I think the key there, and we’ll come back to that if we may, but the key first of all is the depth cuts, 0.5, but don’t do it cervically. So I’ll do my incisal edge reduction and then I’ll go a little bit lower for two depth cuts lines. But away from the cervical. 

[Jaz]
But where are horizontal lines going across, like traditionally using, there are those burs, I dunno what the name of those burs are. They’re probably veneer depth cup bur, but they typically got like two or three little bits on ’em. 

[David]
Very good point. I don’t like the triple ones because that is, so I use a single depth cup bur rather than the triple ones. And we can get lost in the nuances, but you have to be aware that the facial plane isn’t flat.

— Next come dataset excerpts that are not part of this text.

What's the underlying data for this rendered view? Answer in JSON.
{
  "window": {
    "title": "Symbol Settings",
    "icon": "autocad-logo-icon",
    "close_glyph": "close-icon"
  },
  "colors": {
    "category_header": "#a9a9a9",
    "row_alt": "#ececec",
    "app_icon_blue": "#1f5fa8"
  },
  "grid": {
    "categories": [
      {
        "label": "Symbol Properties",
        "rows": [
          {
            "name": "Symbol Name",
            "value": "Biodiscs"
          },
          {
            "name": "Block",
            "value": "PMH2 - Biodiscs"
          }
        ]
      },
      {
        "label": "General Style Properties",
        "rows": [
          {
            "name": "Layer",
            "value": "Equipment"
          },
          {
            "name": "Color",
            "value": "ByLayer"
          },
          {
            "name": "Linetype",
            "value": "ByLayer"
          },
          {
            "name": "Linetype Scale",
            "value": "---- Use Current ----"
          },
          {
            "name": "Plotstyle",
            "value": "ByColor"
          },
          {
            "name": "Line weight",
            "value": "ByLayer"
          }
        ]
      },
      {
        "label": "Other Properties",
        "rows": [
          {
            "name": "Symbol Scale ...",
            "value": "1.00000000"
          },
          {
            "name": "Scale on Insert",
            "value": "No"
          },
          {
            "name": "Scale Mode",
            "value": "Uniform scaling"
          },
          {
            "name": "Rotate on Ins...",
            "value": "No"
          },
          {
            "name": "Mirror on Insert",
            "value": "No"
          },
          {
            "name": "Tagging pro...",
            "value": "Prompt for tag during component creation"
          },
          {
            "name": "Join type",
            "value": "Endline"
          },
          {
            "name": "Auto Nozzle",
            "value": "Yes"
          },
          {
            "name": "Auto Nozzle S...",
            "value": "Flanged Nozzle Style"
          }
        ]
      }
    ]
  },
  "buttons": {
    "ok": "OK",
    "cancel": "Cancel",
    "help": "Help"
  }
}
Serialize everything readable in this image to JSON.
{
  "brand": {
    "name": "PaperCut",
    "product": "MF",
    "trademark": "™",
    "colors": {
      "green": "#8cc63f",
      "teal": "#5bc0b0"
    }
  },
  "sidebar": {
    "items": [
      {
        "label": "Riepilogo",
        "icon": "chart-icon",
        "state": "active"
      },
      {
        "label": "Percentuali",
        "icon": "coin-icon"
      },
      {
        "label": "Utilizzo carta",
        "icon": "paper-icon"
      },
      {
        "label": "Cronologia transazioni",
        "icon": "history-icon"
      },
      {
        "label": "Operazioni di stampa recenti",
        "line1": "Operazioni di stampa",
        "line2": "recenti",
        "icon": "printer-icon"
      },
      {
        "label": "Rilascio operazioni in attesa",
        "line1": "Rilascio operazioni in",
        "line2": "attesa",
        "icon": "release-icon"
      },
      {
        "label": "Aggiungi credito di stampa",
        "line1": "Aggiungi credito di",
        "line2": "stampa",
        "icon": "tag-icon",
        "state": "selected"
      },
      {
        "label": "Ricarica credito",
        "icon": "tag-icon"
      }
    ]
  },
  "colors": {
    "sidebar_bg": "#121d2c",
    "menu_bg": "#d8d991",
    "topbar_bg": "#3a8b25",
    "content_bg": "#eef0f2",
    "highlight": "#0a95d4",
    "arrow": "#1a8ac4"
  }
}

So you’re gonna be aware of the different facial planes. And even the three doesn’t really work because you’d think that’s a flat facial plane. Well, facial planes aren’t like that, so why would you use a three anyway? But my point is I don’t want that third cut because I’m going too cervical. And the other thing that, that it’s important to touch on, ’cause we’re getting onto preparation, is that when you do your incisal edge reduction, we are looking for a facial path of insertion.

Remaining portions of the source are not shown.